Communication through significant symbols is that which renders the intelligent organization of social acts possible. Significant communication, as stated earlier, involves the comprehension of meaning, i.e., the taking of the attitude of others toward one's own gestures. Significant communication among individuals creates a world of common (symbolic) meanings within which further and deliberate social acts are possible. The specifically human social act, in other words, is rooted in the act of significant communication and is, in fact, ordered by the conversation of significant symbols.

In addition to its role in the organization of the social act, significant communication is also fundamentally involved in the creation of social objects. For it is by way of significant symbols that humans indicate to one another the object relevant to their collective acts. For example, suppose that a group of people has decided on a trip to the zoo. One of the group offers to drive the others in his car; and the others respond by following the driver to his vehicle. The car has thus become an object for all members of the group, and they all make use of it to get to the zoo. Prior to this particular project of going to the zoo, the car did not have the specific significance that it takes on in becoming instrumental in the zoo-trip. The car was, no doubt, an object in some other social act prior to its incorporation into the zoo-trip; but prior to that incorporation, it was not specifically and explicitly a means of transportation to the zoo. Whatever it was, however, would be determined by its role in some social act (e.g., the owner's project of getting to work each day, etc.). It is perhaps needless to point out that the decision to go to the zoo, as well as the decision to use the car in question as a means of transportation, was made through a conversation involving significant symbols. The significant symbol functions here to indicate "some object or other within the field of social behavior, an object of common interest to all the individuals involved in the given social act thus directed toward or upon that object" (Mind, Self and Society 46). The reality that humans experience is, for Mead, very largely socially constructed in a process mediated and facilitated by the use of significant symbols.

 

c. Self and Other

 

The Self as Social Emergent

The self, like the mind, is a social emergent. This social conception of the self, Mead argues, entails that individual selves are the products of social interaction and not the (logical or biological) preconditions of that interaction. Mead contrasts his social theory of the self with individualistic theories of the self (that is, theories that presuppose the priority of selves to social process). "The self is something which has a development; it is not initially there, at birth, but arises in the process of social experience and activity, that is, develops in the given individual as a result of his relations to that process as a whole and to other individuals within that process" (Mind, Self and Society135). Mead's model of society is an organic model in which individuals are related to the social process as bodily parts are related to bodies.

The self is a reflective process — i.e., "it is an object to itself." For Mead, it is the reflexivity of the self that "distinguishes it from other objects and from the body." For the body and other objects are not objects to themselves as the self is.
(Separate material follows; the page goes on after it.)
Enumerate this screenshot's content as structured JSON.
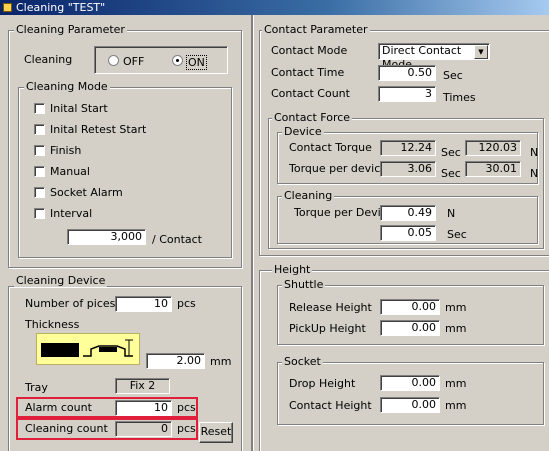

It is perfectly true that the eye can see the foot, but it does not see the body as a whole. We cannot see our backs; we can feel certain portions of them, if we are agile, but we cannot get an experience of our whole body. There are, of course, experiences which are somewhat vague and difficult of location, but the bodily experiences are for us organized about a self. The foot and hand belong to the self. We can see our feet, especially if we look at them from the wrong end of an opera glass, as strange things which we have difficulty in recognizing as our own. The parts of the body are quite distinguishable from the self. We can lose parts of the body without any serious invasion of the self. The mere ability to experience different parts of the body is not different from the experience of a table. The table presents a different feel from what the hand does when one hand feels another, but it is an experience of something with which we come definitely into contact. The body does not experience itself as a whole, in the sense in which the self in some way enters into the experience of the self (Mind, Self and Society 136).

It is, moreover, this reflexivity of the self that distinguishes human from animal consciousness (Mind, Self and Society, fn., 137). Mead points out two uses of the term "consciousness": (1) "consciousness" may denote "a certain feeling consciousness" which is the outcome of an organism's sensitivity to its environment (in this sense, animals, in so far as they act with reference to events in their environments, are conscious); and (2) "consciousness" may refer to a form of awareness "which always has, implicitly at least, the reference to an 'I' in it" (that is, the term "consciousness" may mean self- consciousness) (Mind, Self and Society 165). It is the second use of the term "consciousness" that is appropriate to the discussion of human consciousness. While there is a form of pre-reflective consciousness that refers to the "bare thereness of the world," it is reflective (or self-) consciousness that characterizes human awareness. The pre-reflective world is a world in which the self is absent (Mind, Self and Society 135-136).

Self-consciousness, then, involves the objectification of the self. In the mode of self- consciousness, the "individual enters as such into his own experience . . . as an object" (Mind, Self and Society225). How is this objectification of the self possible? The individual, according to Mead, "can enter as an object [to himself] only on the basis of social relations and interactions, only by means of his experiential transactions with other individuals in an organized social environment" (Mind, Self and Society 225). Self-consciousness is the result of a process in which the individual takes the attitudes of others toward herself, in which she attempts to view herself from the standpoint of others. The self-as-object arises out of the individual's experience of other selves outside of herself. The objectified self is an emergent within the social structures and processes of human intersubjectivity.

 

Symbolic Interaction and the Emergence of the Self

Mead's account of the social emergence of the self is developed further through an elucidation of three forms of inter-subjective activity: languageplay, and the game. These forms of "symbolic interaction" (that is, social interactions that take place via shared symbols such as words, definitions, roles, gestures, rituals, etc.) are the major paradigms in Mead's theory of socialization and are the basic social processes that render the reflexive objectification of the self possible.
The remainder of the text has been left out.